All of this is coming off a 2019 offseason where we laid bare some of our most controversial ideas, chief among them that coverage is more important than pass rush. While this finding was a bit upsetting for some, it elicited some great discussion (here’s our chat with former NFL safety and current PFF analyst Solomon Wilcots). Additional studies looked at how quality coverage forces quarterbacks to hold the ball longer, while quality pass rush makes quarterbacks throw it more quickly, and how the Ravens broke the NFL in that regard in 2019.
Today, I want to talk about the problem of constructing a defense a bit further. Generally speaking, I’ve thought about coverage and pass rush as collective units — aggregates of constituent pieces. This is helpful in trying to draw broad conclusions, but for this time of year, when teams are building their rosters full of individual pieces, it’s not the most appropriate way to look at it. The Chiefs are explicitly deciding whether to trade Chris Jones or to sign him to an extension — they are only implicitly deciding to change the composition of their pass-rushing and run-defense groups. When Denver acquired A.J. Bouye this week, they didn’t acquire an entirely new secondary, and when his former team likely trades Yannick Ngakoue in the coming weeks, they will not be transferring their entire pass rush with him.
Thus, a problem to address is how “fragile” a defense is to performance by each player within the unit. Since pass defense is really all that matters (kidding, kind of), we will examine how each player, from the highest-graded to the nth-highest-graded player in coverage and in pass rush, affects opponent success in a given game. The two competing hypotheses are that:
- Defense is “star dependent” — outcomes are mostly a function of how the best players perform
- Defense is “depth dependent” — outcomes are more a function of how lower-tier players perform
The first hypothesis is a view that defense is more “antifragile,” that small perturbations to the system have little effect on outcomes. Unless such perturbations affect the star player or players, a defense can still thrive. This is my working hypothesis for how offense works — most non-quarterback perturbations (injuries, ineffective play) will have second-order (at best) effects on outcomes.

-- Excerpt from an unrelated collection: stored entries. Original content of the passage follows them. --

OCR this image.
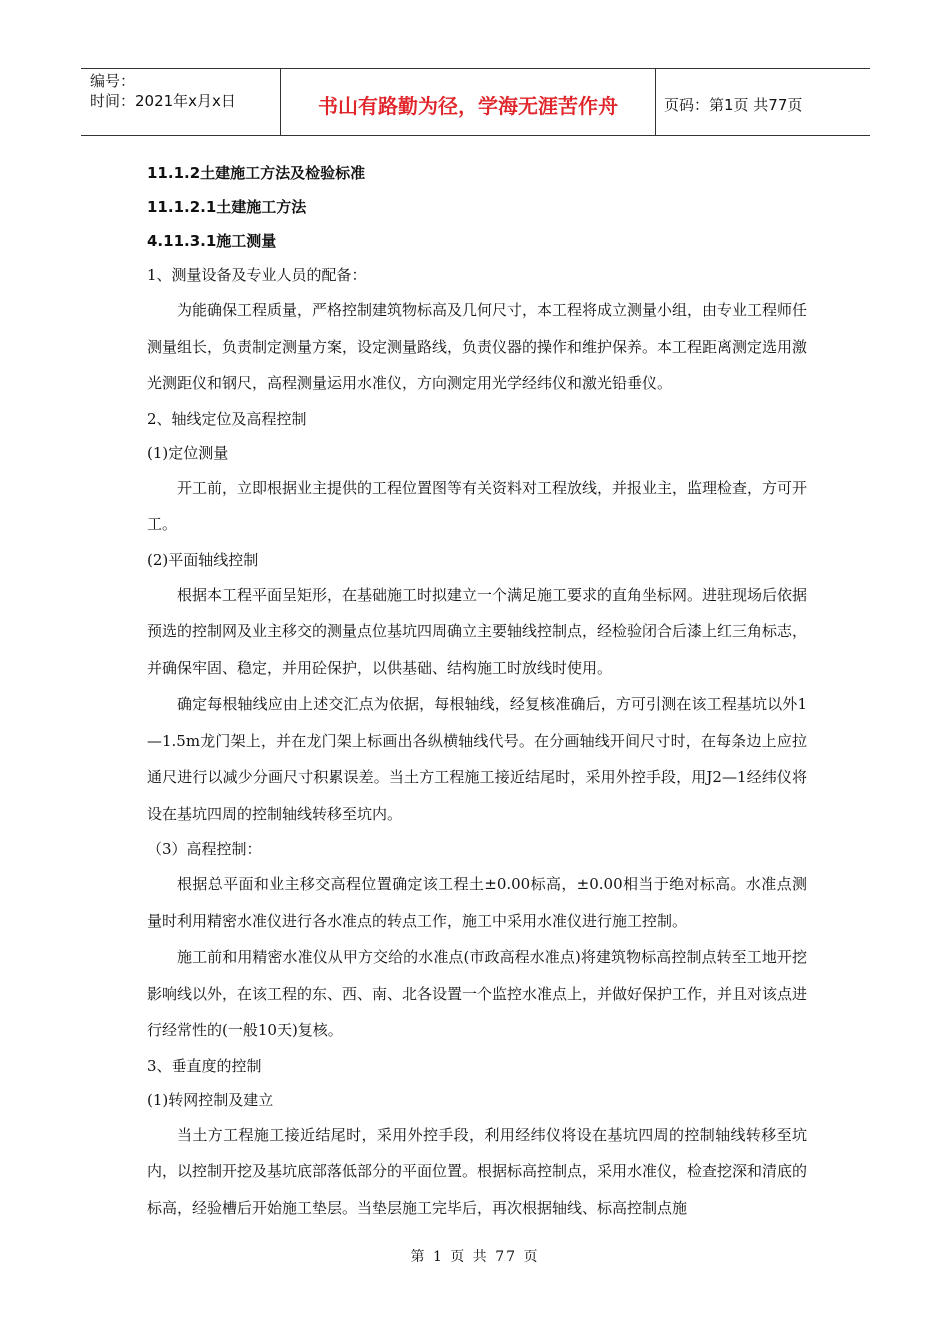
编号：
时间：2021年x月x日	书山有路勤为径，学海无涯苦作舟	页码：第1页 共77页

11.1.2土建施工方法及检验标准

11.1.2.1土建施工方法

4.11.3.1施工测量

1、测量设备及专业人员的配备：

为能确保工程质量，严格控制建筑物标高及几何尺寸，本工程将成立测量小组，由专业工程师任测量组长，负责制定测量方案，设定测量路线，负责仪器的操作和维护保养。本工程距离测定选用激光测距仪和钢尺，高程测量运用水准仪，方向测定用光学经纬仪和激光铅垂仪。

2、轴线定位及高程控制

(1)定位测量

开工前，立即根据业主提供的工程位置图等有关资料对工程放线，并报业主，监理检查，方可开工。

(2)平面轴线控制

根据本工程平面呈矩形，在基础施工时拟建立一个满足施工要求的直角坐标网。进驻现场后依据预选的控制网及业主移交的测量点位基坑四周确立主要轴线控制点，经检验闭合后漆上红三角标志，并确保牢固、稳定，并用砼保护，以供基础、结构施工时放线时使用。

确定每根轴线应由上述交汇点为依据，每根轴线，经复核准确后，方可引测在该工程基坑以外1—1.5m龙门架上，并在龙门架上标画出各纵横轴线代号。在分画轴线开间尺寸时，在每条边上应拉通尺进行以减少分画尺寸积累误差。当土方工程施工接近结尾时，采用外控手段，用J2—1经纬仪将设在基坑四周的控制轴线转移至坑内。

（3）高程控制：

根据总平面和业主移交高程位置确定该工程土±0.00标高，±0.00相当于绝对标高。水准点测量时利用精密水准仪进行各水准点的转点工作，施工中采用水准仪进行施工控制。

施工前和用精密水准仪从甲方交给的水准点(市政高程水准点)将建筑物标高控制点转至工地开挖影响线以外，在该工程的东、西、南、北各设置一个监控水准点上，并做好保护工作，并且对该点进行经常性的(一般10天)复核。

3、垂直度的控制

(1)转网控制及建立

当土方工程施工接近结尾时，采用外控手段，利用经纬仪将设在基坑四周的控制轴线转移至坑内，以控制开挖及基坑底部落低部分的平面位置。根据标高控制点，采用水准仪，检查挖深和清底的标高，经验槽后开始施工垫层。当垫层施工完毕后，再次根据轴线、标高控制点施

第 1 页 共 77 页
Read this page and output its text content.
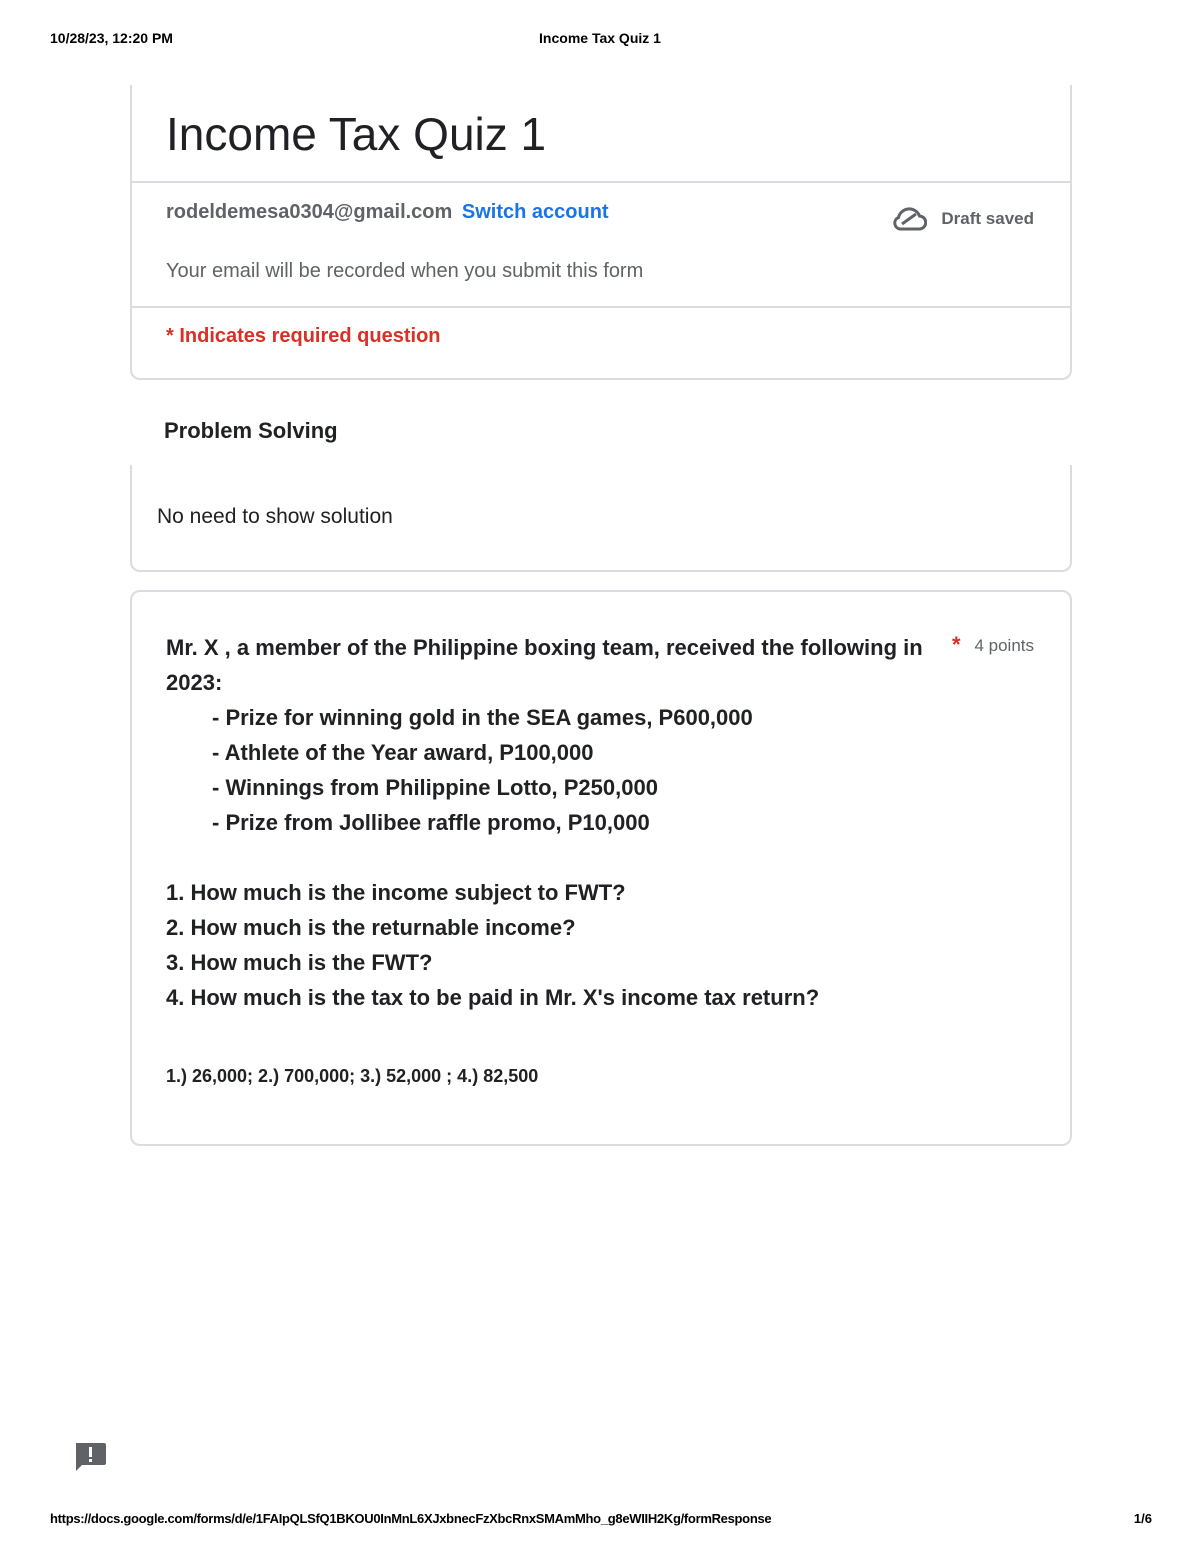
10/28/23, 12:20 PM	Income Tax Quiz 1
Income Tax Quiz 1
rodeldemesa0304@gmail.com Switch account	Draft saved
Your email will be recorded when you submit this form
* Indicates required question
Problem Solving
No need to show solution
Mr. X , a member of the Philippine boxing team, received the following in 2023:
* 4 points
- Prize for winning gold in the SEA games, P600,000
- Athlete of the Year award, P100,000
- Winnings from Philippine Lotto, P250,000
- Prize from Jollibee raffle promo, P10,000
1. How much is the income subject to FWT?
2. How much is the returnable income?
3. How much is the FWT?
4. How much is the tax to be paid in Mr. X's income tax return?
1.) 26,000; 2.) 700,000; 3.) 52,000 ; 4.) 82,500
https://docs.google.com/forms/d/e/1FAIpQLSfQ1BKOU0InMnL6XJxbnecFzXbcRnxSMAmMho_g8eWIIH2Kg/formResponse	1/6
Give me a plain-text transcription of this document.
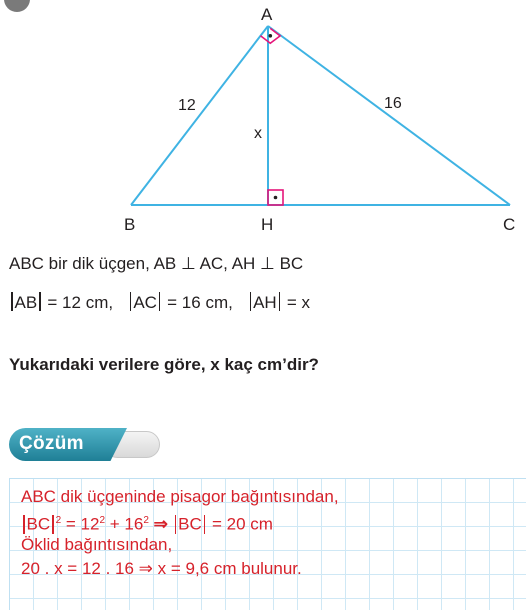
A
B	H	C
12	16
x
ABC bir dik üçgen, AB ⊥ AC, AH ⊥ BC
AB = 12 cm, AC = 16 cm, AH = x
Yukarıdaki verilere göre, x kaç cm’dir?
Çözüm
ABC dik üçgeninde pisagor bağıntısından,
BC $^2 = 12^2 + 16^2$ ⇒ BC = 20 cm
Öklid bağıntısından,
20 . x = 12 . 16 ⇒ x = 9,6 cm bulunur.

The second hypothesis is more aligned with the view that defensive football is fragile — small changes (even on the lower rungs of the defense) affect the wellbeing of the entire defense because the offense has the power to identify and exploit the corresponding weaknesses.
For this study, we will use two sources of data — expected points/success rate data at the play level and PFF game-level grades. The former track how successful a team is offensively and defensively at the play, game or season level, while the latter is our proxy for how good a player is in coverage or pass rush during the course of a play, game or season.